IBNU Qayyim Al-Jauziyyah dalam kitabnya ad-Da’u wa ad-Dawa’ mengatakan bahwa prasangka yang baik membawa dan membimbing manusia kepada amal shalih. Sebaliknya, prasangka yang menyeru kepada pelanggaran syariat Allah disebut tipuan.
Prasangka baik senantiasa memberikan harapan. Sebuah harapan yang menjadi petunjuk ke arah ketaatan dan mencegah dari maksiat. Inilah harapan yang benar.
Sedangkan harapan yang batil atau salah akan mengarahkan seseorang pada perilaku menyimpang. Orang yang mempunyai harapan seperti ini adalah orang yang tertipu.

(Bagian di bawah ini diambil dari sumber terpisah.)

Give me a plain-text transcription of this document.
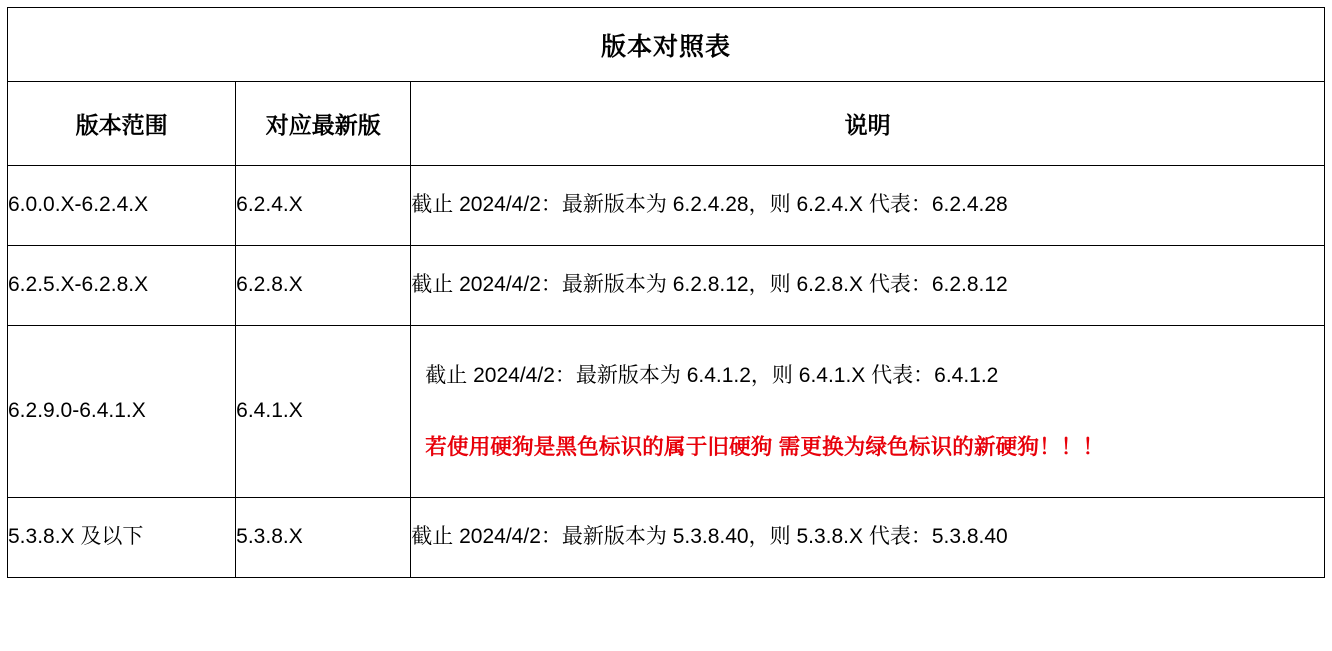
版本对照表		
版本范围	对应最新版	说明
6.0.0.X-6.2.4.X	6.2.4.X	截止 2024/4/2：最新版本为 6.2.4.28，则 6.2.4.X 代表：6.2.4.28
6.2.5.X-6.2.8.X	6.2.8.X	截止 2024/4/2：最新版本为 6.2.8.12，则 6.2.8.X 代表：6.2.8.12
6.2.9.0-6.4.1.X	6.4.1.X	截止 2024/4/2：最新版本为 6.4.1.2，则 6.4.1.X 代表：6.4.1.2

若使用硬狗是黑色标识的属于旧硬狗 需更换为绿色标识的新硬狗！！！

5.3.8.X 及以下	5.3.8.X	截止 2024/4/2：最新版本为 5.3.8.40，则 5.3.8.X 代表：5.3.8.40
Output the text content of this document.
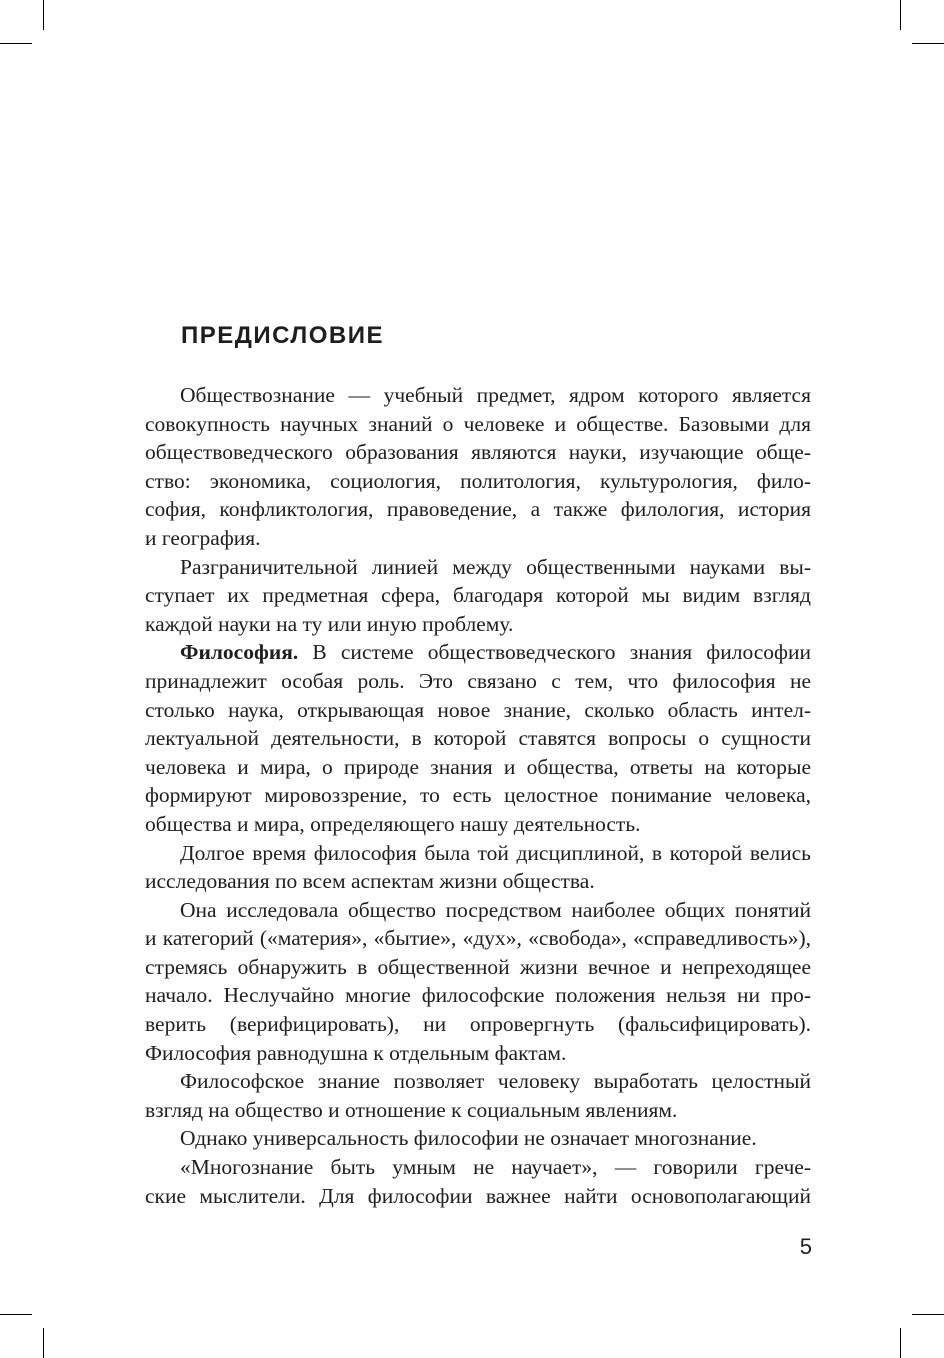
ПРЕДИСЛОВИЕ

Обществознание — учебный предмет, ядром которого является
совокупность научных знаний о человеке и обществе. Базовыми для
обществоведческого образования являются науки, изучающие обще-
ство: экономика, социология, политология, культурология, фило-
софия, конфликтология, правоведение, а также филология, история
и география.

Разграничительной линией между общественными науками вы-
ступает их предметная сфера, благодаря которой мы видим взгляд
каждой науки на ту или иную проблему.

Философия. В системе обществоведческого знания философии
принадлежит особая роль. Это связано с тем, что философия не
столько наука, открывающая новое знание, сколько область интел-
лектуальной деятельности, в которой ставятся вопросы о сущности
человека и мира, о природе знания и общества, ответы на которые
формируют мировоззрение, то есть целостное понимание человека,
общества и мира, определяющего нашу деятельность.

Долгое время философия была той дисциплиной, в которой велись
исследования по всем аспектам жизни общества.

Она исследовала общество посредством наиболее общих понятий
и категорий («материя», «бытие», «дух», «свобода», «справедливость»),
стремясь обнаружить в общественной жизни вечное и непреходящее
начало. Неслучайно многие философские положения нельзя ни про-
верить (верифицировать), ни опровергнуть (фальсифицировать).
Философия равнодушна к отдельным фактам.

Философское знание позволяет человеку выработать целостный
взгляд на общество и отношение к социальным явлениям.

Однако универсальность философии не означает многознание.

«Многознание быть умным не научает», — говорили грече-
ские мыслители. Для философии важнее найти основополагающий

5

Baca Juga: Ujian dan Prasangka dalam Rumah Tangga
Prasangka Baik akan Membimbing Manusia kepada Amal Shalih
Misalnya, seseorang mempunyai sebidang tanah. Ia mengharapkan hasil darinya, namun acuh tak acuh, malas mengolah dan menanaminya dengan bibit yang bagus. Orang lain pasti akan menganggapnya sebagai orang bodoh.
Demikian pula orang yang mempunyai prasangka baik bahwa ia akan pandai dan menjadi cendekiawan tanpa menuntut ilmu. Ini sama halnya dengan kebodohan seperti pada contoh sebelumnya.
Prasangka baik yang diikuti dengan harapan kuat untuk mendapatkan kesuksesan haruslah disertai
dengan taqarrub (mendekatkan diri) kepada Allah. Karena itu, ia harus berpegang kepada perintah-perintah Allah dan menjauhi larangan-laranganNya.
Mudah-mudahan Allah berkenan memberi kita taufik. Allah subhanahu wa ta’ala berfirman,
إِنَّ ٱلَّذِينَ ءَامَنُوا۟ وَٱلَّذِينَ هَاجَرُوا۟ وَجَٰهَدُوا۟ فِى سَبِيلِ ٱللَّهِ أُو۟لَٰٓئِكَ يَرْجُونَ رَحْمَتَ ٱللَّهِ ۚ وَٱللَّهُ غَفُورٌ رَّحِيمٌ
Artinya: Sesungguhnya orang-orang yang beriman, orang-orang yang berhijrah dan berjihad di jalan Allah, mereka itu mengharapkan rahmat Allah, dan Allah Maha Pengampun lagi Maha Penyayang. (Q.S. Al-Baqarah: 218)
Renungkanlah bagaimana Allah mewujudkan harapan hamba-hambaNya yang beriman.
Namun, orang yang tertipu seringkali mengatakan, “Sesungguhnya orang-orang yang melanggar hak Allah dan melalaikan kewajiban padaNya, yang menolak beribadah kepada-Nya dan berani melakukan sesuatu yang dilarang, mereka itulah orang-orang yang mempunyai harapan akan rahmat Allah.”
Seolah harapan akan lahir dari perilaku yang berlawanan dengan harapan itu sendiri. Padahal tentu tidak demikian.
Hakikat permasalahan ini adalah bahwa harapan dan prasangka baik hanya akan terjadi dengan sebab-sebab yang digariskan oleh kebijaksanaan Allah.
Tugas seorang hamba adalah melaksanakan lalu berprasangka baik kepada Tuhannya, memohon kepada-Nya agar tidak membiarkannya, menjadikan itu semua sebagai sarana menuju hal-hal yang bermanfaat dan menyingkirkan hal-hal yang menjadi penghalang.